By Christian Spencer
Terps for Israel and UMD College Republicans are working together to oppose a Boycott, Divestment, and Sanctions (BDS) bill that SGA is scheduled to vote upon on Wednesday.
In an effort to prevent passage of this bill, the two campus organizations and other campus leaders have created a petition to block the bill.
According to the petition’s statement, “This bill comes at a time when we see an escalation in hate bias incidents on our campus. BDS campaigns create a hostile campus atmosphere that singles out Jewish and pro-Israel students and subjects them to intimidation, bullying, and abuse.”
BDS is a national campaign that encourages institutions to divest from companies that have close ties with Israel and is usually spearheaded by interest groups like Students for Justice in Palestine (SJP), advocating on campuses for Palestinian rights and freedoms.
Although this university’s SJP organization has not officially released a statement confirming direct involvement with the BDS bill, Sarah Eshera, founder and president of the Muslim Association for Social Change (MASC) and ally of SJP, claimed proprietorship.
“Hi everyone! On Wednesday, November 15th the SGA will be voting on our Israeli Boycott, Divestment, and Sanctions bill,” Eshera said via Facebook. “Our goal is to pass a bill through SGA that would have our university take a strong stand against injustice again by pulling our funds from the Israeli Occupation.”
“In reality, this resolution is very misguided and is really a front for anti-Semitism,” College Republicans President Steven Clark said in an Orgsync statement regarding the bill.
Clark, a junior government and politics major, thinks the BDS movement is an anti-Semitic campaign, exclusively singling out Israel.
The College Republicans leader juxtaposed the “alleged human rights abuses” in Israel with “the corruption and abuses of the Palestinian Authority and other Arab states.” Clark also stated that BDS supporters compared Israel to Nazi Germany, which he says has no basis in fact.
“The College Republicans always work to defeat this BDS resolution every time it comes up, we firmly stand against any anti-Semitic actions that take place on campus, and we work with TFI and the College Dems on joint events to show our support for Israel and the Jewish people,” Clark said.
Clark is expected to speak before SGA’s vote and claimed the “opposition coalition” has its own petition in progress, referring to SJP’s petition which invoked Dr. Martin Luther King Jr. to support its argument.

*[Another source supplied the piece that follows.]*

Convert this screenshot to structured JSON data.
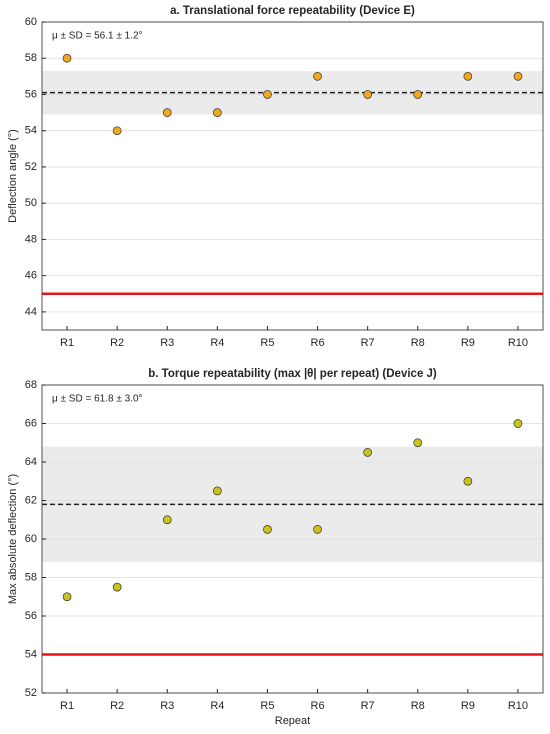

“Following in the footsteps of Dr. King, the UMD chapter of Students for Justice in Palestine calls upon the administration and student body to stand in solidarity with the citizens of Gaza and the West Bank,” according to the SJP petition. “We support the Boycott, Divestment, and Sanction (BDS) movement against the Israeli government.”
“I chose not to mention the sponsor of this resolution, because I didn’t want to give them any attention,” Clark said. “The who [sic] doesn’t matter, the only thing that matters is that this resolution is defeated.”
Terps for Israel also omitted organizations and affiliates who are probably responsible or associated with the bill on official statements and social media accounts.
SJP said on Twitter the SGA vote is in their favor and has plans for a protest in the Colony Ballroom on the day of the vote at 5:30 p.m. Meanwhile, nine Jewish professors and anonymous alumni groups have penned an op-ed for the Diamondback and composed a separate—but similarly worded—petition.
According to an SJP Change.org petition from December 2014, they have worked alongside many diverse groups, including J-Street UMD, an advocacy group promoting a two-state solution in the Israeli-Palestinian conflict.
However, the liberal-leaning Jewish organization has posted on Facebook that a “global BDS movement” would spoil their two-state solution.
“A solution to this conflict will only come from compromise, discussion, and attempts to understand the other. We will certainly not agree with each other on everything, and our ideal future may look slightly different,” according to a J-Street UMD Facebook post.
CORRECTION: Due to reporting errors, an earlier version of this article stated that College Republicans President Steven Clark compared BDS supporters’ rhetoric to that of the Nazis, when in fact he had actually stated that BDS supporters compared Israel to Nazi Germany.